Just when I didn't think beauty pageants for little girls could get any more weird. Apparently in some schools in the south, they're just a normal happening. Yes, I said IN the school.
Um, excuse me? Mom who thinks girls gussying up to compete against each other over here is weird? This officially creeps me out more than Toddlers and Tiaras ever could.
A wide range of experts have termed beauty pageants "emotionally damaging" to our youth; a term that doesn't jibe with my notion of a school environment. Schools are supposed to be safe havens for kids. It's why we as parents put such pressure on teachers to be reasonable and rules to be fair, on administrators to root out bullying and bus drivers to drive safely. We turn our kids over to a school for six or seven hours a day, and we don't have a lot of control over what happens while they're there. So we expect them to nurture our kids.

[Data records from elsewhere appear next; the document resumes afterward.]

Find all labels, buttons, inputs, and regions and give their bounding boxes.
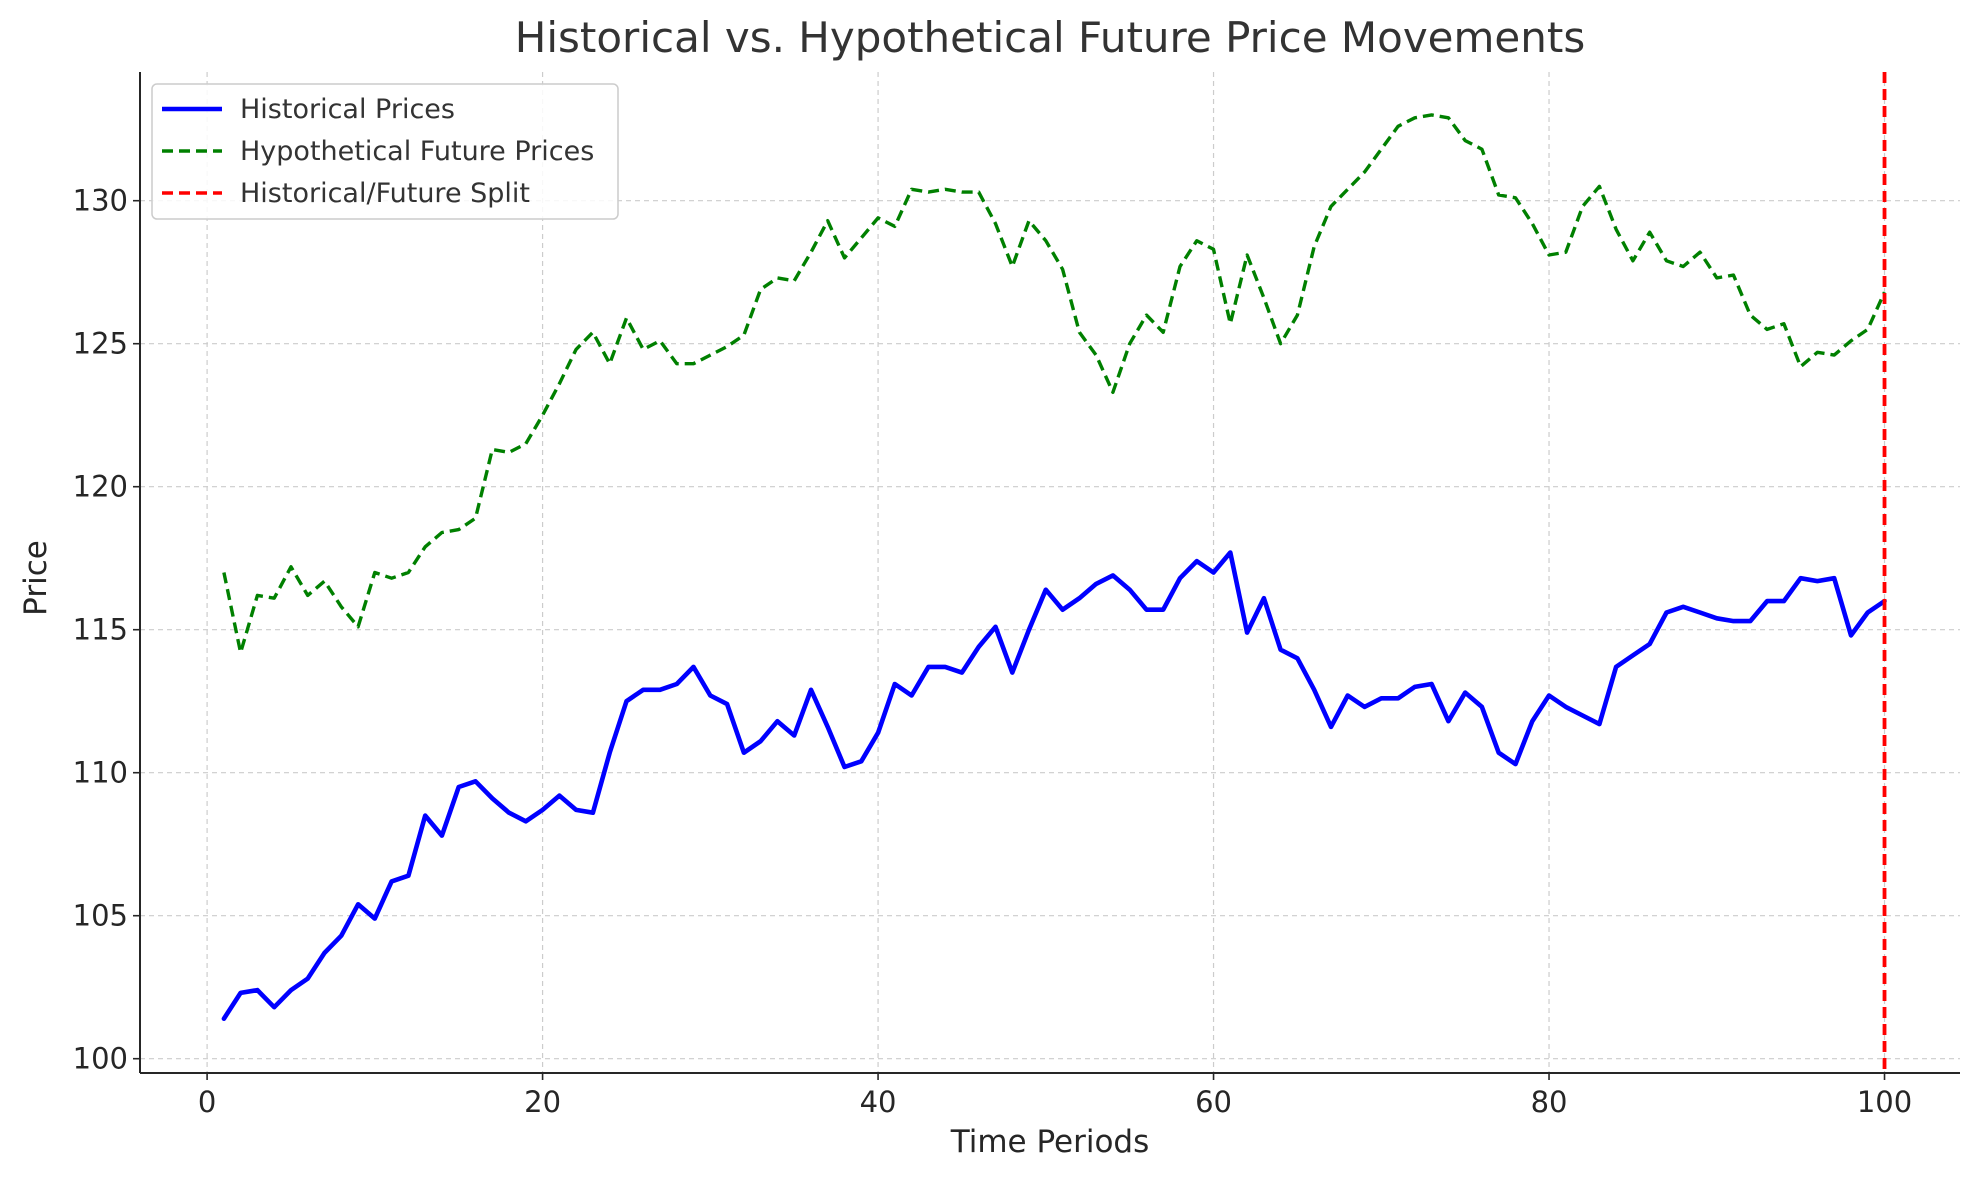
x-axis-label: Time Periods [950, 1124, 1150, 1160]
y-tick-label: 110 [73, 756, 128, 790]
legend-label: Historical/Future Split [240, 178, 530, 209]
series-line-historical-prices [221, 550, 1887, 1022]
x-tick-label: 20 [524, 1085, 561, 1119]
y-axis-label: Price [18, 540, 54, 616]
y-tick-label: 125 [73, 327, 128, 361]
x-tick-label: 80 [1531, 1085, 1568, 1119]
y-tick-label: 120 [73, 470, 128, 504]
legend-label: Historical Prices [240, 94, 455, 125]
x-tick-label: 100 [1857, 1085, 1912, 1119]
series-layer [221, 72, 1887, 1073]
chart-title: Historical vs. Hypothetical Future Price… [515, 13, 1586, 62]
axes [139, 72, 1960, 1074]
legend-label: Hypothetical Future Prices [240, 136, 594, 167]
x-tick-label: 60 [1195, 1085, 1232, 1119]
series-line-hypothetical-future-prices [222, 113, 1887, 655]
y-tick-label: 115 [73, 613, 128, 647]
y-tick-label: 100 [73, 1042, 128, 1076]
gridlines [140, 72, 1960, 1073]
legend: Historical Prices Hypothetical Future Pri… [151, 83, 619, 220]
y-tick-label: 105 [73, 899, 128, 933]
y-tick-label: 130 [73, 184, 128, 218]
tick-labels: 0 20 40 60 80 100 100 105 110 115 120 125 130 [73, 184, 1913, 1119]
x-tick-label: 0 [198, 1085, 216, 1119]
x-tick-label: 40 [860, 1085, 897, 1119]
legend-box [151, 83, 619, 220]
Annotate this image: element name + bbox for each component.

Not tell our girls to go gussy up, because it's time to figure out which one of you is the purdiest. Girls are hard enough on themselves, constantly comparing their own developing bodies to those of their classmates. Heck, kids in general are hard enough on one another (ever heard the term: "kids are cruel"?).
School can so easily turn into a competition without anything formal: who got the best grades? Who has the nicest clothes? Whose mom lets her wear the most makeup? Excuse me for thinking the job of a school environment is to move kids past that, to allow them to look at the value of academics. I don't see how you can return to "do the best you can at math" after telling kids that what really matters is which girl is the fairest of them all.
Maybe I'm wrong here. My husband, the Southerner, looked at me cross-eyed when I brought this up. It seems to be a cultural thing -- he's not OKing pageants for his daughter, but brought up in a world where two local schools ran them, he's just USED to the idea. As he said, "They're private schools, they can do what they want."
Indeed, private schools can do "what they want," and parents are supposed to be aware of what "what they want" entails when they pay the bill. Which leads me to question number two. When parents preview private schools, who looks for "beauty pageant" on the list next to "small class size" and "art program"?
Would you be OK with your school holding beauty pageants for the girls?